Rooted in the Golden Mile

Written on 06/15/2026
LIV Magazine


How Miradoro Became an Okanagan Dining Destination

Fifteen years in the restaurant industry is a long time to hold a room, and an even longer time to keep a community coming back for more.


At Miradoro, that commitment has a setting to match — a bright, airy dining room where black lantern pendants hang from warm wood ceilings, floor-to-ceiling windows pour afternoon light across a full house of guests, and the signature timber beams of the architecture reach skyward just beyond the glass.


When the sun begins its descent over the South Okanagan, the valley below shifts from green to gold — vineyards and farmland rolling toward the blue-grey silhouette of the mountains, the terrace open to all of it. The setting alone would be enough to draw people in. That it has kept them coming back, season after season, speaks to something far more deliberate — a kitchen, a cellar, and a team that have grown together with the land beneath them.



This past spring, Miradoro Restaurant at Tinhorn Creek Vineyards marked the milestone with an anniversary dinner that drew loyal regulars and first-time guests alike to one of British Columbia’s most distinctive winery dining destinations. It is a destination shaped by place, anchored by philosophy, and driven by a kitchen that takes the land it sits on seriously.


For Executive Chef Jeff Van Geest, the evening was deeply personal. He has been at Miradoro since 2010, building a menu that draws directly from the region around him — from the local foragers who arrive at the kitchen door, to the small on-site garden that supplies seasonal herbs. 


His culinary foundation, forged during his years at Bishop’s restaurant in Vancouver and later at his own Aurora Bistro, has always centred on the relationship between the farmer and the chef. 
Estate Manager Jesse Collins captured the spirit of the occasion simply: “It is an honour to celebrate 15 amazing years with Chef Jeff, Manny and the whole team at Miradoro. This restaurant has been a place for the community to connect for many years, sharing laughs and celebrating the bounty of the South Okanagan.”



The anniversary menu told its story in courses. Guests arrived to a reception poured with the current release Gewurztraminer — a fresh, springy opening that set the evening’s tone and carried through the first course with the same aromatic ease.


The second course marked a deliberate shift in register. Van Geest reached into the cellar for a long-cellared 2005 2 Bench White — a golden, still-vibrant aromatic white blend from Tinhorn Creek’s library offerings. It arrived alongside a seared Hokkaido scallop, sweet and complex in equal measure, a pairing that spoke quietly to what fifteen years of kitchen and cellar collaboration can produce.

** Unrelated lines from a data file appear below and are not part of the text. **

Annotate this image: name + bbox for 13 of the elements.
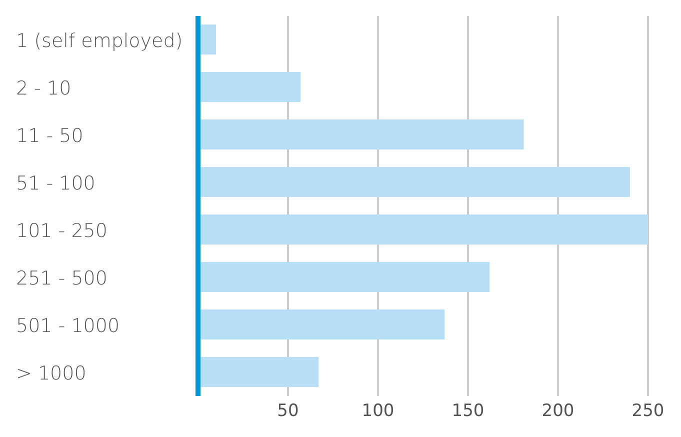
y-tick-label: 51 - 100	[16, 172, 96, 194]
y-tick-label: 251 - 500	[16, 267, 108, 290]
y-tick-label: > 1000	[16, 362, 86, 384]
x-tick-label: 100	[362, 401, 394, 422]
x-tick-label: 150	[452, 401, 484, 422]
y-tick-label: 101 - 250	[16, 220, 108, 242]
y-tick-label: 2 - 10	[16, 77, 72, 100]
y-tick-label: 1 (self employed)	[16, 30, 183, 52]
x-tick-label: 50	[277, 401, 299, 422]
y-tick-label: 11 - 50	[16, 124, 84, 147]
x-tick-label: 250	[632, 401, 664, 422]
x-tick-label: 200	[542, 401, 574, 422]
y-tick-label: 501 - 1000	[16, 314, 120, 337]
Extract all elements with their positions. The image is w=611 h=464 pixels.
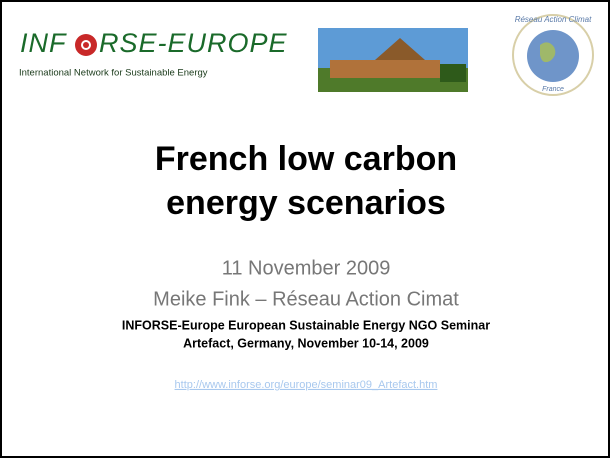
rac-badge: Réseau Action Climat France — [512, 14, 594, 96]
event-line: Artefact, Germany, November 10-14, 2009 — [183, 336, 429, 350]
badge-top: Réseau Action Climat — [515, 15, 592, 24]
date: 11 November 2009 — [222, 257, 391, 279]
photo — [318, 28, 468, 92]
logo-left: INF — [20, 28, 67, 58]
title-line: energy scenarios — [166, 184, 446, 222]
logo-right: RSE-EUROPE — [99, 28, 288, 58]
author: Meike Fink – Réseau Action Cimat — [153, 288, 459, 310]
link[interactable]: http://www.inforse.org/europe/seminar09_… — [175, 379, 438, 391]
event-line: INFORSE-Europe European Sustainable Ener… — [122, 318, 490, 332]
logo-flower — [75, 34, 97, 56]
badge-bottom: France — [542, 86, 564, 93]
title-line: French low carbon — [155, 140, 457, 178]
inforse-logo: INF RSE-EUROPE International Network for… — [19, 28, 288, 79]
logo-tagline: International Network for Sustainable En… — [19, 68, 208, 79]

The evening closed with something few guests had encountered before: a preview pour of the not-yet-released 2025 Moscato Frizzante. Inviting and refreshing, it paired beautifully with a lemon crema and crunchy lavender sablé — a final course that felt both celebratory and quietly forward-looking. Collins reflected on the intention behind the wine selections: “We carefully selected the line up of wines for this evening, aiming to highlight our winemaking journey over the past several decades. The pairings told a beautiful story of where we came from, what our focus is today, and also what the future holds for Tinhorn Creek Vineyards.”

 



Miradoro sits within Tinhorn Creek Vineyards, a winery with over thirty years of winemaking history on the Golden Mile Bench — British Columbia’s first official sub-appellation, recognized in 2015. Tinhorn Creek became Canada’s first certified carbon-neutral winery in 2007, a distinction that aligns naturally with the restaurant’s own commitment to sustainable, locally sourced ingredients.

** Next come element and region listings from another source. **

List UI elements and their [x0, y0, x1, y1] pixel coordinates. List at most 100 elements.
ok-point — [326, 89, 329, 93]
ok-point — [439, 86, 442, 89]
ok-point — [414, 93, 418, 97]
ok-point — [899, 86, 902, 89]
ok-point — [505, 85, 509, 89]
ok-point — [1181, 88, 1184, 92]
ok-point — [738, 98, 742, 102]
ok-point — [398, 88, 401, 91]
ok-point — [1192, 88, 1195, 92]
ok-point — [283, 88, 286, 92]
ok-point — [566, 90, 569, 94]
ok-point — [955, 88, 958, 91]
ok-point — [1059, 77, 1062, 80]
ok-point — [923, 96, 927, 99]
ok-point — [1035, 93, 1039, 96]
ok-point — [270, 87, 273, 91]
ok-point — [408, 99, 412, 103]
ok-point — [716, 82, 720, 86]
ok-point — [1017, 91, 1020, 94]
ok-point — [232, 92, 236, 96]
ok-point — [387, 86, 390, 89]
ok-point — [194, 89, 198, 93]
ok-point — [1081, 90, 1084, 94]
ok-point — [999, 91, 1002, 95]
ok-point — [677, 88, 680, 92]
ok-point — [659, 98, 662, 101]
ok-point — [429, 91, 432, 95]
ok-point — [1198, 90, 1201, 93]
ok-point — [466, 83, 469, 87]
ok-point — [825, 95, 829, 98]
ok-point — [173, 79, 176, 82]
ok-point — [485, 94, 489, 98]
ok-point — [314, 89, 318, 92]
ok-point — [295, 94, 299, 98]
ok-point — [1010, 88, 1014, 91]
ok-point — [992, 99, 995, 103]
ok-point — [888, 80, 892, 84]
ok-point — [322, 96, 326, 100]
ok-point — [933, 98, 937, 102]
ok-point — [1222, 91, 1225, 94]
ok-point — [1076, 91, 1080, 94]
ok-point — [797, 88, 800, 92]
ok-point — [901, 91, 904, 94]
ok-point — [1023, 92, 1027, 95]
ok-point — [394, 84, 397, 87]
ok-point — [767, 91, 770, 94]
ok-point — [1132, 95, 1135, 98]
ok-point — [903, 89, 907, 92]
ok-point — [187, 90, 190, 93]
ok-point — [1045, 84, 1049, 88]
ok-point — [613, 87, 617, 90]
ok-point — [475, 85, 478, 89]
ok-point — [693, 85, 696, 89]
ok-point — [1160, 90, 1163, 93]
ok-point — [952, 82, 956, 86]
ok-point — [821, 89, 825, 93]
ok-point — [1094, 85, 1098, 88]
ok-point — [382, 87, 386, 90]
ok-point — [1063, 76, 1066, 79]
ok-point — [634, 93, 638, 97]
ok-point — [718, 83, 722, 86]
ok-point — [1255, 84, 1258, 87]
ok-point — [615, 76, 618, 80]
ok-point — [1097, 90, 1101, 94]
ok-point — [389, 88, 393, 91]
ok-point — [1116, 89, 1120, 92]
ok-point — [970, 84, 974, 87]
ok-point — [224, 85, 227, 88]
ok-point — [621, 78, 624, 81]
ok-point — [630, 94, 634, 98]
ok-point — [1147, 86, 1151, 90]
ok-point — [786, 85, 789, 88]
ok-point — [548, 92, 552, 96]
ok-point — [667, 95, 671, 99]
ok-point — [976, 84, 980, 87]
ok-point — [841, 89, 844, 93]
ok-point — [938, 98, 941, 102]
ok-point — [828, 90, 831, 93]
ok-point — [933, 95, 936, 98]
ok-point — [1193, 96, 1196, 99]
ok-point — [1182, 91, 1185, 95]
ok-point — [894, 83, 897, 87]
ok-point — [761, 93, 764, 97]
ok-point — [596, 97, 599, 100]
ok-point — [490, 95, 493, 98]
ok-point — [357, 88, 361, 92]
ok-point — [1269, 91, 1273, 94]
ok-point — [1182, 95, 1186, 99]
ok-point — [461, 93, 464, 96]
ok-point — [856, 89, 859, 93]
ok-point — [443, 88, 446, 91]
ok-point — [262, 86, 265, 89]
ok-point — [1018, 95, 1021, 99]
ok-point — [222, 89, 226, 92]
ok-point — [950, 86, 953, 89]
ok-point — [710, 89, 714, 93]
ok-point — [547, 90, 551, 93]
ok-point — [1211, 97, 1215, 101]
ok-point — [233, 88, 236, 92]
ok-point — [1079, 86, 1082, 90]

The wine list, anchored by the estate’s own bottles and bolstered by library selections, provides an ideal counterpart to Van Geest’s kitchen: structured, mineral-driven whites from the Tinhorn Creek Vineyard, and bold, opulent reds from the Diamondback Vineyard on the Black Sage Bench across the valley. Vancouver Magazine awarded Miradoro its Gold Medal for Best Winery/Vineyard Dining for five consecutive years — 2012 through 2016 — a recognition that reflects not only the quality of the food, but the singular experience of the room itself.


That experience extends well beyond the dining room this summer. Tinhorn Creek’s Sunset Concert Series returns to its outdoor amphitheatre with three live performances framed by vineyard views and golden hour skies: Antonio Larosa, The Matinee, and Juno Award-winning indie rock band Dear Rouge closing out the season. 


The 2025 Moscato Frizzante, previewed at the anniversary dinner, will also become available to wine club members this summer — another reason to plan a return visit.
For anyone making the journey to the South Okanagan, the logic writes itself. Arrive for a long, unhurried lunch at Miradoro — the two-course option a leisurely entry point into the kitchen — then carry that ease into an evening of live music under an open sky. Or reverse the order entirely. Either way, one experience becomes two, and a day trip quietly becomes a weekend.


Open from March through December, Miradoro continues to earn its place as a destination in its own right. The anniversary is simply a reminder of how rare that truly is.